Başlıktan da anlaşılacağı üzere konu gönül ilişkisi. Ben geçen sene 29 yaşımda, ömrümde ilk kez aşık oldum. Gerçekten anladım neymiş bu işler, öncesinde ben hiçbir şey yaşamamışım. Odağımı kaybettim, burnumun ucunu göremedim, gözüme perde değil kat kat kumaşlar indi desem yeri.
Neyine aşık oldum, vallahi bilmiyorum. Romantik değil, yakışıklı değil, özenli davranmaz, umursamazdır. Gerçekten bilmiyorum neden o. Niyesi zaten pek mühim değil artık, sonuca bakarsak ben sevdim bu adamı.
İlk birkaç ay zaten havalardaydım, anlamadım. Sonra sonra yavaş yavaş sorunlar baş gösterdi. Arkadaşlar astroloji ile ilgilenenler bilir, bu bir oğlak laneti. Ne alaka demeyin, ben bu adamdan kime bahsetsem oğlak mı dedi. O yüzden burcunu da söyleyeyim de daha net bir şeyler belirsin. Umursamazlık, tepkisizlikle insanı çıldırtıyor ya resmen. Gözünün önünde çıldırıyordum öylece izliyordu. Mesela plan yaptık diyelim, ben özendim hevesliyim. Mutlaka bunun yüzünden plan sarkar, iptal olur. Ya anlatabildim mi salaşlığı, salmışlığı. Tüm olayımız buydu yani. Devamlı özür dilerdi, ama işte çok sevdiğimden kabul eder devam ederdim.
Birkaç ay önceye kadar böyle böyle gittik. Sonra işte daha da umursamaz oldu, bir gün beni delirtti. Kavga ettik, bana git başımdan deyince bende kontak kapandı. Orada bitti "güya".
O olaydan sonra aramadık birbirimizi. Ben o sırada başka biri ile görüştüm, flört gibi değil, daha çok görücü usulü görüşme diyeyim. Acımdan, kaybolmuşluktan ne halt yediğimi zaten bilmiyordum. Zaten o da olmadı, iyi ki diyeyim.

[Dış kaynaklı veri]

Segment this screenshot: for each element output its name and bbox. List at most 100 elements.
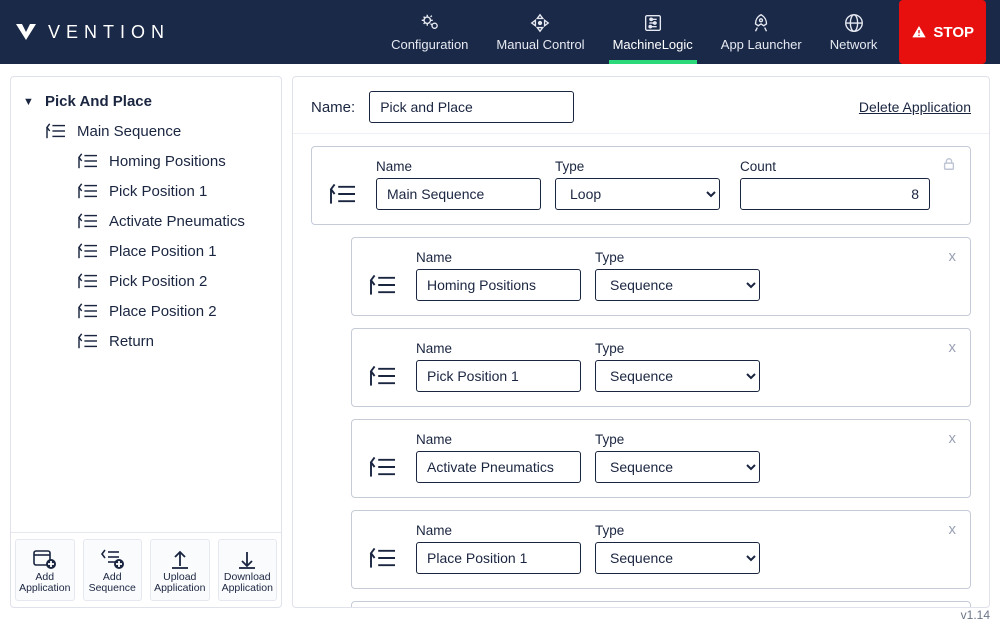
upload-application-button[interactable]: UploadApplication <box>150 539 210 601</box>
tree-label: Return <box>109 333 154 350</box>
tree-child[interactable]: Activate Pneumatics <box>17 206 275 236</box>
top-bar: VENTION Configuration Manual Control Mac… <box>0 0 1000 64</box>
version-label: v1.14 <box>961 608 990 622</box>
sequence-cards[interactable]: Name Type Loop Count xNameTypeSequencexN… <box>293 134 989 607</box>
sequence-name-input[interactable] <box>416 542 581 574</box>
sequence-icon <box>368 455 398 479</box>
left-panel: ▼ Pick And Place Main Sequence Homing Po… <box>10 76 282 608</box>
left-actions: AddApplication AddSequence UploadApplica… <box>11 532 281 607</box>
sequence-name-input[interactable] <box>416 269 581 301</box>
close-icon[interactable]: x <box>949 339 957 356</box>
sequence-icon <box>368 273 398 297</box>
sequence-type-select[interactable]: Sequence <box>595 451 760 483</box>
stop-button[interactable]: STOP <box>899 0 986 64</box>
tab-label: App Launcher <box>721 37 802 52</box>
tree-label: Main Sequence <box>77 123 181 140</box>
tree-root[interactable]: ▼ Pick And Place <box>17 87 275 116</box>
close-icon[interactable]: x <box>949 521 957 538</box>
sequence-icon <box>77 242 99 260</box>
field-label-name: Name <box>376 159 541 174</box>
sequence-icon <box>77 152 99 170</box>
sequence-name-input[interactable] <box>376 178 541 210</box>
download-icon <box>234 548 260 570</box>
sub-sequence-card[interactable]: xNameTypeSequence <box>351 237 971 316</box>
close-icon[interactable]: x <box>949 248 957 265</box>
field-label-type: Type <box>595 432 760 447</box>
main-sequence-card[interactable]: Name Type Loop Count <box>311 146 971 225</box>
action-label: AddApplication <box>19 572 70 594</box>
sequence-type-select[interactable]: Loop <box>555 178 720 210</box>
delete-application-link[interactable]: Delete Application <box>859 99 971 115</box>
field-label-type: Type <box>555 159 720 174</box>
tab-label: Network <box>830 37 878 52</box>
caret-down-icon: ▼ <box>23 96 35 108</box>
brand-text: VENTION <box>48 22 170 43</box>
tree-label: Activate Pneumatics <box>109 213 245 230</box>
upload-icon <box>167 548 193 570</box>
sub-sequence-card[interactable]: xNameType <box>351 601 971 607</box>
tab-machinelogic[interactable]: MachineLogic <box>599 0 707 64</box>
sequence-name-input[interactable] <box>416 360 581 392</box>
field-label-count: Count <box>740 159 930 174</box>
add-sequence-button[interactable]: AddSequence <box>83 539 143 601</box>
warning-icon <box>911 24 927 40</box>
editor-header: Name: Delete Application <box>293 77 989 134</box>
tree-child[interactable]: Place Position 1 <box>17 236 275 266</box>
tab-label: Configuration <box>391 37 468 52</box>
field-label-name: Name <box>416 523 581 538</box>
add-sequence-icon <box>99 548 125 570</box>
sequence-icon <box>368 546 398 570</box>
tree-child[interactable]: Homing Positions <box>17 146 275 176</box>
nav-tabs: Configuration Manual Control MachineLogi… <box>377 0 986 64</box>
tree-child[interactable]: Pick Position 1 <box>17 176 275 206</box>
sub-sequence-card[interactable]: x Name Type Sequence <box>351 510 971 589</box>
compass-arrows-icon <box>529 12 551 34</box>
tree-label: Place Position 1 <box>109 243 217 260</box>
tab-manual-control[interactable]: Manual Control <box>482 0 598 64</box>
tree-root-label: Pick And Place <box>45 93 152 110</box>
sub-sequence-card[interactable]: x Name Type Sequence <box>351 419 971 498</box>
sub-sequence-card[interactable]: xNameTypeSequence <box>351 328 971 407</box>
rocket-icon <box>750 12 772 34</box>
tab-app-launcher[interactable]: App Launcher <box>707 0 816 64</box>
sequence-icon <box>77 332 99 350</box>
stop-label: STOP <box>933 24 974 41</box>
sequence-type-select[interactable]: Sequence <box>595 542 760 574</box>
tab-configuration[interactable]: Configuration <box>377 0 482 64</box>
sequence-icon <box>77 302 99 320</box>
sequence-icon <box>77 272 99 290</box>
sequence-type-select[interactable]: Sequence <box>595 269 760 301</box>
field-label-type: Type <box>595 523 760 538</box>
close-icon[interactable]: x <box>949 430 957 447</box>
field-label-name: Name <box>416 250 581 265</box>
tree-child[interactable]: Place Position 2 <box>17 296 275 326</box>
add-application-icon <box>32 548 58 570</box>
action-label: DownloadApplication <box>222 572 273 594</box>
sliders-panel-icon <box>642 12 664 34</box>
tab-network[interactable]: Network <box>816 0 892 64</box>
tree-child[interactable]: Pick Position 2 <box>17 266 275 296</box>
field-label-name: Name <box>416 432 581 447</box>
tree-main-sequence[interactable]: Main Sequence <box>17 116 275 146</box>
lock-icon <box>942 157 956 171</box>
sequence-icon <box>77 212 99 230</box>
sequence-type-select[interactable]: Sequence <box>595 360 760 392</box>
sequence-icon <box>45 122 67 140</box>
name-label: Name: <box>311 99 355 116</box>
add-application-button[interactable]: AddApplication <box>15 539 75 601</box>
sequence-icon <box>77 182 99 200</box>
sequence-icon <box>328 182 358 206</box>
action-label: UploadApplication <box>154 572 205 594</box>
sequence-count-input[interactable] <box>740 178 930 210</box>
editor-panel: Name: Delete Application Name Type <box>292 76 990 608</box>
globe-icon <box>843 12 865 34</box>
work-area: ▼ Pick And Place Main Sequence Homing Po… <box>0 64 1000 608</box>
download-application-button[interactable]: DownloadApplication <box>218 539 278 601</box>
sequence-name-input[interactable] <box>416 451 581 483</box>
application-name-input[interactable] <box>369 91 574 123</box>
tree-label: Pick Position 1 <box>109 183 207 200</box>
gears-icon <box>419 12 441 34</box>
tree-label: Place Position 2 <box>109 303 217 320</box>
tree-child[interactable]: Return <box>17 326 275 356</box>
action-label: AddSequence <box>89 572 136 594</box>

Ondan ancak komedi çıkar, o bu konunun meselesi değil.
Neyse işte sonra sonra bir şekilde birbirimize çekildik, mesajlaşmaya başladık. Ama barıştık diyemem. Bana depresyondayım vs. dedi. Kopuktuk zaten, seni kaybetmek istemiyorum, tamamen kopmak istemiyorum falan dedi bir iki. Sonra çekildik köşemize.
İşte son birkaç gündür yine yazışmaya başladık. Sanki ilk flört dönemimiz gibiydi. Sonra bana dedi ki,
senden ayrıldıktan sonra rahatladım. Zincirlerimden kurtulmuş gibiydim. Daha başka şeyler de dedi ama varlığımın onu sıktığı idi ana fikri. Uzun uzun yazmak istemiyorum sizi sıkmamak adına.
Ben bunu duyunca şok oldum. O an görüşmeyelim madem dedim, kapattım. Bir saat ağladım resmen. Özürler dilemiş, yok işte onu kastetmedimler vs. bir sürü boş inkar cümlesi işte.
Bugün de konuştum son kez. Daha çok yüzleşme adınaydı. Neyimin onu boğduğunu sordum, yine de kötü hissettirdiğim için özür diledim. Hoşçakal dedim, efendi efendi çekildim. Ne dediğini sorarsanız, şaka yapmışmış, özür dilermiş, saçmalıyormuşum. Hiçbirini duymadım bile, öyle işte. Çok üzüldüğüm için anlatmak istedim. İstenmediğim yerde durmadım, tebrik alırım. Zor oldu ama koptum.